Say you're looking at class of tumors that all show malfunctions in the Wnt pathway. You detect an overexpression of B-Catenin in the tumor. You know that if you can create a drug that binds to the active site of B-Catenin, you disable the functionality of the protein, cell death resumes, and the tumor kills itself.
So now you have to make a ligand for B-Catenin that binds at just the right site. Our knowledge of protein folding is too shitty to do this in a systematic way, so you approach it with a bunch of methods that boil down to a very fancy trial and error approach.
Now it's not enough to find a ligand for your target. You need to hit it at exactly the right site. You need it to bind with greater affinity than other things that bind to that site. And most crucially, you need it to not bind to anything else.

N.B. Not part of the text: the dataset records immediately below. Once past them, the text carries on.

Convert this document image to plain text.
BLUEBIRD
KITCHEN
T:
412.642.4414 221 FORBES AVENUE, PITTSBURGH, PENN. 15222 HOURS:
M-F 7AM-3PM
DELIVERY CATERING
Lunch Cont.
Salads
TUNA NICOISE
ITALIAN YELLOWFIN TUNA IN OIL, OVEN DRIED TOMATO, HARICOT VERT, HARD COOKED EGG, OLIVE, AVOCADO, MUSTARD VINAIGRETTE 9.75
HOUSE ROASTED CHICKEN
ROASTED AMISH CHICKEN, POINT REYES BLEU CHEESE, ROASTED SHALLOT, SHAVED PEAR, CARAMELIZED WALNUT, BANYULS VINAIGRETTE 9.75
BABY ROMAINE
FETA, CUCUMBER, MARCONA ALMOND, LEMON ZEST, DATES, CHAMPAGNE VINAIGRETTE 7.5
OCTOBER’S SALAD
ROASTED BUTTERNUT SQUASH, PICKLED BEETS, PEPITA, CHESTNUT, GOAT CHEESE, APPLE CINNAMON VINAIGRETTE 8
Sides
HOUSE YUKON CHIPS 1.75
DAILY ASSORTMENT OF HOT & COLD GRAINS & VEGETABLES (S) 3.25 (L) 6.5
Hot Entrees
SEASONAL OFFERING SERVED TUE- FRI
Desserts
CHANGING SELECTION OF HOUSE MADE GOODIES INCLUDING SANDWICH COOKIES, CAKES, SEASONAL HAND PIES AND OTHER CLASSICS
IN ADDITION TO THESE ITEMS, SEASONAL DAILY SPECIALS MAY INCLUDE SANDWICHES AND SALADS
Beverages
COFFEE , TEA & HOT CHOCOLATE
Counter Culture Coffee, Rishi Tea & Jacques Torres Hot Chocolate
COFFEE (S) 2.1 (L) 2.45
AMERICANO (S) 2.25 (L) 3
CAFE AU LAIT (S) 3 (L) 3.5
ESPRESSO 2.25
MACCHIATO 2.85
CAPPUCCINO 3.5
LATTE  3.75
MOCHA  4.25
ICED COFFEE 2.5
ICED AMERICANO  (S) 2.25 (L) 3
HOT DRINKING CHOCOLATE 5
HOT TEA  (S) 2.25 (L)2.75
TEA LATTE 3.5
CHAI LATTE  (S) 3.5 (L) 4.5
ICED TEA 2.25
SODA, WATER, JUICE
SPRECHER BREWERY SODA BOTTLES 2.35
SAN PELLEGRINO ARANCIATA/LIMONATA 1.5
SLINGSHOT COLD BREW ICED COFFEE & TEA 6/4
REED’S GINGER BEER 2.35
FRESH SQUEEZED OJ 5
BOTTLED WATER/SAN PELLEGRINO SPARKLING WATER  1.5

It's tremendously difficult, and that's just to get to the point where you can attack the target.
Chase Bell
Now lets say you find a ligand that hits your target in just the right way. Now you have to do a whole bunch of trials in cells and mice to make sure it doesn't murder your test subject.

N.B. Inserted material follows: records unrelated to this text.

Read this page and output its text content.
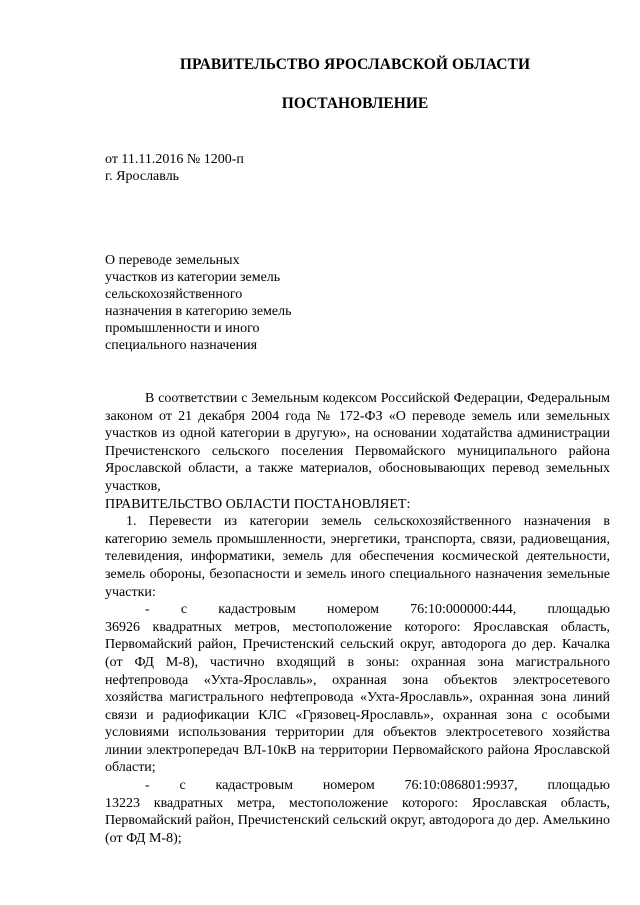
ПРАВИТЕЛЬСТВО ЯРОСЛАВСКОЙ ОБЛАСТИ
ПОСТАНОВЛЕНИЕ
от 11.11.2016 № 1200-п
г. Ярославль
О переводе земельных
участков из категории земель
сельскохозяйственного
назначения в категорию земель
промышленности и иного
специального назначения

В соответствии с Земельным кодексом Российской Федерации, Федеральным законом от 21 декабря 2004 года № 172-ФЗ «О переводе земель или земельных участков из одной категории в другую», на основании ходатайства администрации Пречистенского сельского поселения Первомайского муниципального района Ярославской области, а также материалов, обосновывающих перевод земельных участков,

ПРАВИТЕЛЬСТВО ОБЛАСТИ ПОСТАНОВЛЯЕТ:

1. Перевести из категории земель сельскохозяйственного назначения в категорию земель промышленности, энергетики, транспорта, связи, радиовещания, телевидения, информатики, земель для обеспечения космической деятельности, земель обороны, безопасности и земель иного специального назначения земельные участки:

- с кадастровым номером 76:10:000000:444, площадью

36926 квадратных метров, местоположение которого: Ярославская область, Первомайский район, Пречистенский сельский округ, автодорога до дер. Качалка (от ФД М-8), частично входящий в зоны: охранная зона магистрального нефтепровода «Ухта-Ярославль», охранная зона объектов электросетевого хозяйства магистрального нефтепровода «Ухта-Ярославль», охранная зона линий связи и радиофикации КЛС «Грязовец-Ярославль», охранная зона с особыми условиями использования территории для объектов электросетевого хозяйства линии электропередач ВЛ-10кВ на территории Первомайского района Ярославской области;

- с кадастровым номером 76:10:086801:9937, площадью

13223 квадратных метра, местоположение которого: Ярославская область, Первомайский район, Пречистенский сельский округ, автодорога до дер. Амелькино (от ФД М-8);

This may be complicated by additions to your ligand. Like your ligand might just be a step towards bringing a larger payload molecule to actually do your drug action, which changes all the kinetics and binding of your overall structure.
One such thing people will try to do is develop a ligand that targets a cell membrane protein, then attach that to a protein that initiates cell death with a pH dependent trigger so that it is only functional in the tumor region, which is more acidic than the rest of the body.
Anyway, you spend millions of dollars up to this point to get something that you finally have enough confidence in to start human trials.
Human trials are where many drugs fail. Only 5.1% of oncology drugs make it from phase I to approval for use, and you don't even start a phase I for a drug without a lot of promising labwork behind it.
Basically what it comes down to is it is so damn difficult to make a drug that can carry out the cellular action you want it to in a tumor without simultaneously doing all sorts of other terrible things to the patient.
You talk about all this research funding, but you have to realize that all goes in the trash if your drug fails at any point in the development process. You can sink literally billions into a drug to pull it from the bench to a phase III, and still have it fail. Then all that money is just gone.
Carter Lewis
>Give me a scientific reason why cancer hasn't been cured yet?
it's too profitable to treat.
David Rogers
Entropy.
Lucas Gomez
There is several different "cures for cancer", depending on the one you have.
I had malignant neoplasm for my thyroid, simply had both removed and took a shot of I-31 which let me isolated for a few days.
No more cancer.
tl:dr biology is complicated and there is no definite cure for cancer because it can manifest in different parts of the body. There is a variety of treatments for cancer, which can remove it ("cure").
Daniel Reyes
Cancer is cell division gone haywire, until you can live without cells cancer will never cease to exist.
Ian Morris
MDfag here. Do you know of any cancer types that don't alter the cancer cell population's CD expression?
Do you have any idea how you'd go about pharmacologically treating such cells? I thought a bit about it but it doesn't seem doable with our current technology.
Parker Allen
According to some doctors that I've read cancer is largely preventable by diet - few exceptions here and there - and that many types of food have anti-cancer properties (doesn't mean cure by the way) But try people to change their diet... Only few people are willing the others just want to stuff themselves with whatever they find tasteful and get quick fixes if such a lifestyle goes wrong
Jace Stewart
people like this idiot is why this website is the worst thing that ever happened to humanity
Nicholas Campbell
>How severely are we getting fucked? Most people are bent-over and spread-em screwed. They want science to solve all their emotional and life issues so they don't have to earn it.